Hammocks can be dry, medium dry, or wet and they are wonderfully diverse places with a beauty that is subtropically sensational.
Sometimes you can find hammocks where cabbage (sabal) palms dominate. This might be because the hardwoods were logged out years ago and the palms kicked in to overdrive. Cabbage palms are very prolific even if they are slow growing, so if you remove the shady competition, they will sprout all over the place.
Often palm hammocks are found in salt marsh boundary communities.
I would assume the cabbage palms have a higher salt tolerance than the hardwoods, so they become the dominate tree. However it happens, a forest of palms is pretty unique.
The Lower Suwannee National Wildlife Refuge protects some of the most beautiful palm hammocks in Florida.

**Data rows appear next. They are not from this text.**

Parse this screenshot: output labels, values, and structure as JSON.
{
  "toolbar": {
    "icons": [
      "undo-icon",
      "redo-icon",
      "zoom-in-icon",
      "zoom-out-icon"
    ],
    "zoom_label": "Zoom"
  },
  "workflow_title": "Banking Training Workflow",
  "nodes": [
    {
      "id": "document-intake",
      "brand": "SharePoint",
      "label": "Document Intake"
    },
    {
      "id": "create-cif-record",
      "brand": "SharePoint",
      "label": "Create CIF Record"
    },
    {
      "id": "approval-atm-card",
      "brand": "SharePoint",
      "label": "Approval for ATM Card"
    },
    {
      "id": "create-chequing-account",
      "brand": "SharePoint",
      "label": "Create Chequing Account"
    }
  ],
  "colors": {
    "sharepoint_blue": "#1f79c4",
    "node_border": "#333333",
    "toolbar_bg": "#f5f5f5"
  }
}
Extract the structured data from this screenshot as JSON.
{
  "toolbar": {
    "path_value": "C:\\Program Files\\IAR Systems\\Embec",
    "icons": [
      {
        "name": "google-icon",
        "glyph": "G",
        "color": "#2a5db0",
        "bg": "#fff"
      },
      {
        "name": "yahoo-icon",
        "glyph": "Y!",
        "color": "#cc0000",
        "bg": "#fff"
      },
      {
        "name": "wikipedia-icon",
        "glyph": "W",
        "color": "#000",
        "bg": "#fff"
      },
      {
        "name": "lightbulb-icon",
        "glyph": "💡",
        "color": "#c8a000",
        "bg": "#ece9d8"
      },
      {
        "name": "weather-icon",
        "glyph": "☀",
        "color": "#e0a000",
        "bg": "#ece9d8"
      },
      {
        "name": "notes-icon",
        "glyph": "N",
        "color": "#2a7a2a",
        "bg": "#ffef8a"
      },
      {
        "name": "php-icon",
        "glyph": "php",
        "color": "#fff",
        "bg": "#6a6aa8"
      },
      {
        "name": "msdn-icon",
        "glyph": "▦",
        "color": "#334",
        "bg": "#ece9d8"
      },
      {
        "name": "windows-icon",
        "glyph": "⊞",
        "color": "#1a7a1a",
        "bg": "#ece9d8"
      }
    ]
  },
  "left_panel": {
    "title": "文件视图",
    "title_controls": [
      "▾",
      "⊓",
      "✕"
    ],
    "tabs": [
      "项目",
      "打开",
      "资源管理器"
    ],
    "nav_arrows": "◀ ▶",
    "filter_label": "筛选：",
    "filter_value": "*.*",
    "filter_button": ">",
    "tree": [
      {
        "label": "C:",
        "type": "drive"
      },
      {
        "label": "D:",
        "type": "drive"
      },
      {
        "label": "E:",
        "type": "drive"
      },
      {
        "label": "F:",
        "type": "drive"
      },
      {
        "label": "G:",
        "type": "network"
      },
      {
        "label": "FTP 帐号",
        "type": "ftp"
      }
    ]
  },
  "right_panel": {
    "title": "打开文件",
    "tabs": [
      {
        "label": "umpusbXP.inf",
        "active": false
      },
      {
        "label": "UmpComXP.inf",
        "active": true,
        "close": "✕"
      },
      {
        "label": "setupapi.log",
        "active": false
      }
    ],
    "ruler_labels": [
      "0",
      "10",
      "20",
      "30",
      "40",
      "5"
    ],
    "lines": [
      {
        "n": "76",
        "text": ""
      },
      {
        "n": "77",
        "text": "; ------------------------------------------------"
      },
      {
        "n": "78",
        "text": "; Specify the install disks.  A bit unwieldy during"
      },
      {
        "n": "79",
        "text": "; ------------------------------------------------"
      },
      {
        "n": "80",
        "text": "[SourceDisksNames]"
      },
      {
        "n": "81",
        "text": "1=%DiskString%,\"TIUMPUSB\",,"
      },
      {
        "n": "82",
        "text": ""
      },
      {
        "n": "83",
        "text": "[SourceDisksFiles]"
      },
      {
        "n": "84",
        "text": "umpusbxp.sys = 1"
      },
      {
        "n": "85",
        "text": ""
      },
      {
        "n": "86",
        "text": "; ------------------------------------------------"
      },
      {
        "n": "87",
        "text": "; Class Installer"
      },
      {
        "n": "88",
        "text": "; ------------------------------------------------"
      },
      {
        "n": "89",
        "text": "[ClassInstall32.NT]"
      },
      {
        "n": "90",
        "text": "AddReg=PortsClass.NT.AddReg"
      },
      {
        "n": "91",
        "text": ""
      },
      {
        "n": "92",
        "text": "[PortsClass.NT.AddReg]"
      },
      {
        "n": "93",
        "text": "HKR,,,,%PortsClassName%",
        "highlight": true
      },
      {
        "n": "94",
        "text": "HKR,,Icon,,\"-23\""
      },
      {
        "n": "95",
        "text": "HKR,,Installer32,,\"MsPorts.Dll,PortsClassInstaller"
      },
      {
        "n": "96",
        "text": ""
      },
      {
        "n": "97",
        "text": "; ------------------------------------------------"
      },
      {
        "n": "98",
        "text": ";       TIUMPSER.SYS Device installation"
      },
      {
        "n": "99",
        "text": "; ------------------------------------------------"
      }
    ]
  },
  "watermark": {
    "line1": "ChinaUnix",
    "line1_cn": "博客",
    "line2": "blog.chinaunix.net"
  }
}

It was late in the day when I got to this palm hammock near Barnett Creek in the refuge. I had to be out at sundown, so I didn't bushwack very far from the dirt road that crosses the creek.
Looking up at a bright winter sky and fronds.
Forest grown palms get really, really tall.
It's always sad to me to see remnant towering palms standing in a brushy field, because I know that when they started growing there, a dense forest existed which forced them to shoot up above the canopy, seeking light.
The valuable hardwoods get logged, the tall palms stay as a reminder of what was.
It's lumpy, but very open walking through one of these palm hammocks. The palms grow close together and drop a lot of dead fronds that act as a mulch.
Animals in a palm hammock feed on the plentiful black berries they produce and the many buggy critters that inhabit the older frondy material clinging to the trunk. Bats roost under the fronds and every dead palm seems to sport a woodpecker hole or two.
A mixed hardwood hammock will have a greater diversity of animal species, but for a pure Florida feeling, it's hard to beat a forest of cabbage palms.